The parents, members of a local pressure group, the Northumberland Fairshares Campaign, say that without more cash increasing numbers of teachers will have to go; class sizes will escalate, and schools may be unable to deliver the full national curriculum.

They are calling for a restoration of the money Northumberland lost when the Government changed its method of funding local authorities from the Grant Related Expenditure Assessment (GREA) to the Standard Spending Assessment (SSA). And they want the Government to agree on a maximum class size in England and Wales.

Christine Oliver, a member of Fairshares, said: “The county’s education budget has been cut by 12.15 per cent in four years. Many schools have had to slash staff and they are only just managing to cover the curriculum at the moment. Any further cuts and they may have to stop offering certain subjects altogether.”

In a report sent to the Education and Employment Secretary Gillian Shephard, the Environment Secretary John Gummer, and local MPs and councillors, the group, launched in 1994, say Northumberland has one of the lowest budgets per pupil in England and twice the average number of primary children in classes of more than 30.

A recent survey conducted by Fairshares of the county’s schools found that over four years, 33 per cent saw their budgets rise by less than the rate of inflation, 56 per cent saw a decline in the number of teachers, and 85 per cent saw a worsening of pupil:teacher ratios.

“Further cuts will be disastrous . . . and must inevitably have an effect on student examination performance . . The quality of learning and experience for each individual pupil has diminished,” the parents argue.

According to the report, Please sir, we need some more . . . the financial crisis facing schools in Northumberland, in 1990 the county lost Pounds 7 million overnight when the Government replaced GREA with SSA.

The Additional Education Need (AEN) budget was increased at the expense of the basic educational allowance and as few Northumberland children fall into qualifying AEN categories such as speaking English as a second language, the county lost out.

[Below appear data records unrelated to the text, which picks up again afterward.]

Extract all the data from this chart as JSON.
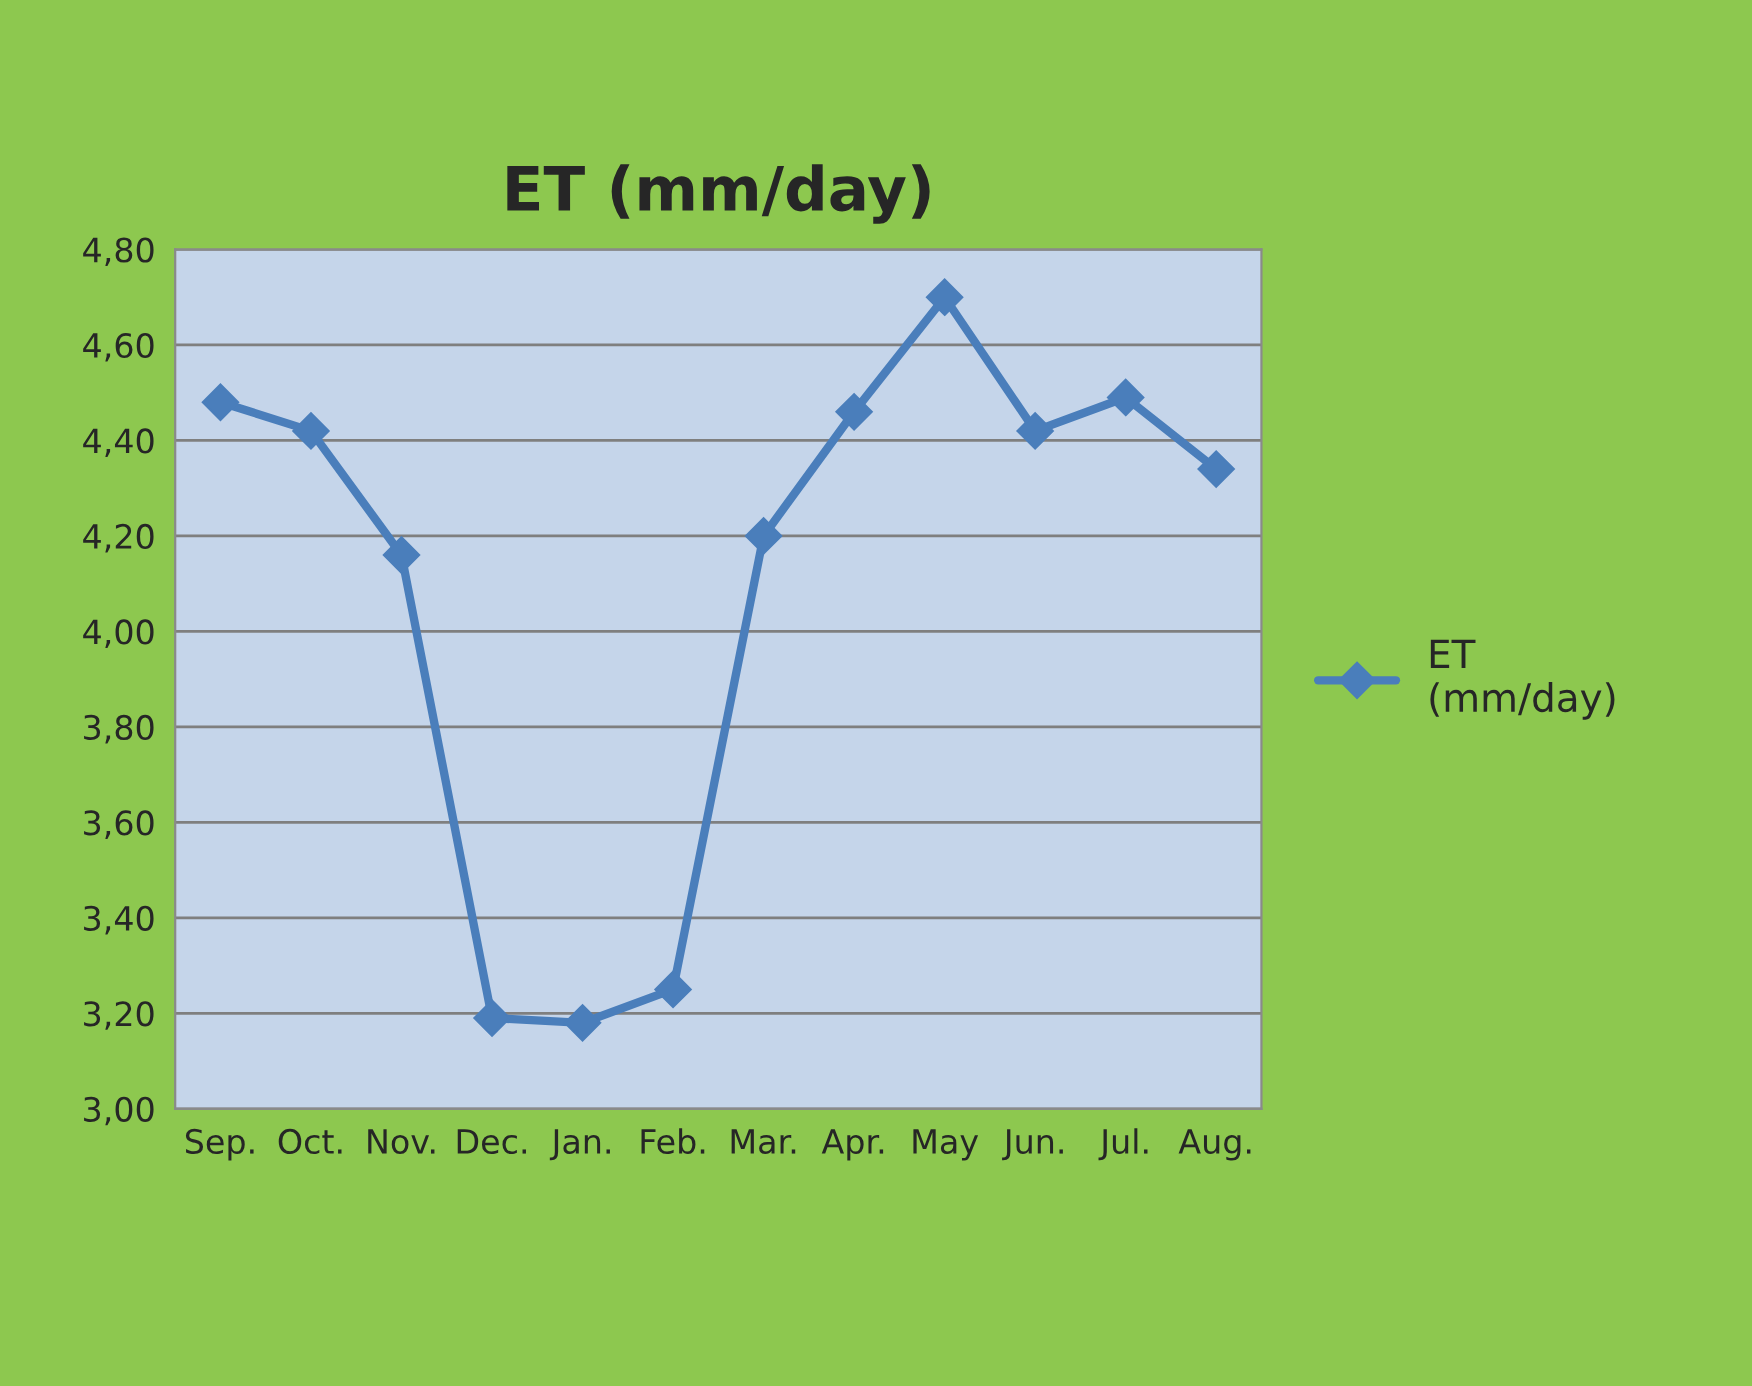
{
  "chart_data": {
    "type": "line",
    "title": "ET (mm/day)",
    "categories": [
      "Sep.",
      "Oct.",
      "Nov.",
      "Dec.",
      "Jan.",
      "Feb.",
      "Mar.",
      "Apr.",
      "May",
      "Jun.",
      "Jul.",
      "Aug."
    ],
    "series": [
      {
        "name": "ET (mm/day)",
        "color": "#4a7ebb",
        "values": [
          4.48,
          4.42,
          4.16,
          3.19,
          3.18,
          3.25,
          4.2,
          4.46,
          4.7,
          4.42,
          4.49,
          4.34
        ]
      }
    ],
    "ylim": [
      3.0,
      4.8
    ],
    "yticks": [
      {
        "value": 3.0,
        "label": "3,00"
      },
      {
        "value": 3.2,
        "label": "3,20"
      },
      {
        "value": 3.4,
        "label": "3,40"
      },
      {
        "value": 3.6,
        "label": "3,60"
      },
      {
        "value": 3.8,
        "label": "3,80"
      },
      {
        "value": 4.0,
        "label": "4,00"
      },
      {
        "value": 4.2,
        "label": "4,20"
      },
      {
        "value": 4.4,
        "label": "4,40"
      },
      {
        "value": 4.6,
        "label": "4,60"
      },
      {
        "value": 4.8,
        "label": "4,80"
      }
    ],
    "grid": "y",
    "legend": "right",
    "marker": "diamond",
    "line_style": "solid"
  }
}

The new formula failed to take account of the fact that Northumberland has a small, scattered population and many little village schools which are expensive to maintain. “The SSA formula discriminates against Northumberland by laying too much emphasis on the south of England and the inner cities,” Mrs Oliver maintains.

Northumberland Fairshares Campaign was founded after parents at Wansbeck St Aidan’s C of E first school, Morpeth, were told that because of budget cuts one teacher would have to go.

They decided to campaign against further cash reductions and raised Pounds 12,000 to safeguard the teacher’s job.

David Sunderland, head of the 180-pupil school, says even so he has had to reduce lunch-play by a quarter of an hour a day to economise on dinner-time supervisors. He has also cut the school’s one part-time ancillary worker, and this financial year parents will still have to raise Pounds 6,000 to keep teaching staff.

“At the moment our largest class is 34, but due to fluctuating pupil numbers that may well rise to 35 or more. One teacher will have to cope with a large reception class with help only from cheap, untrained Youth Training students and parents.”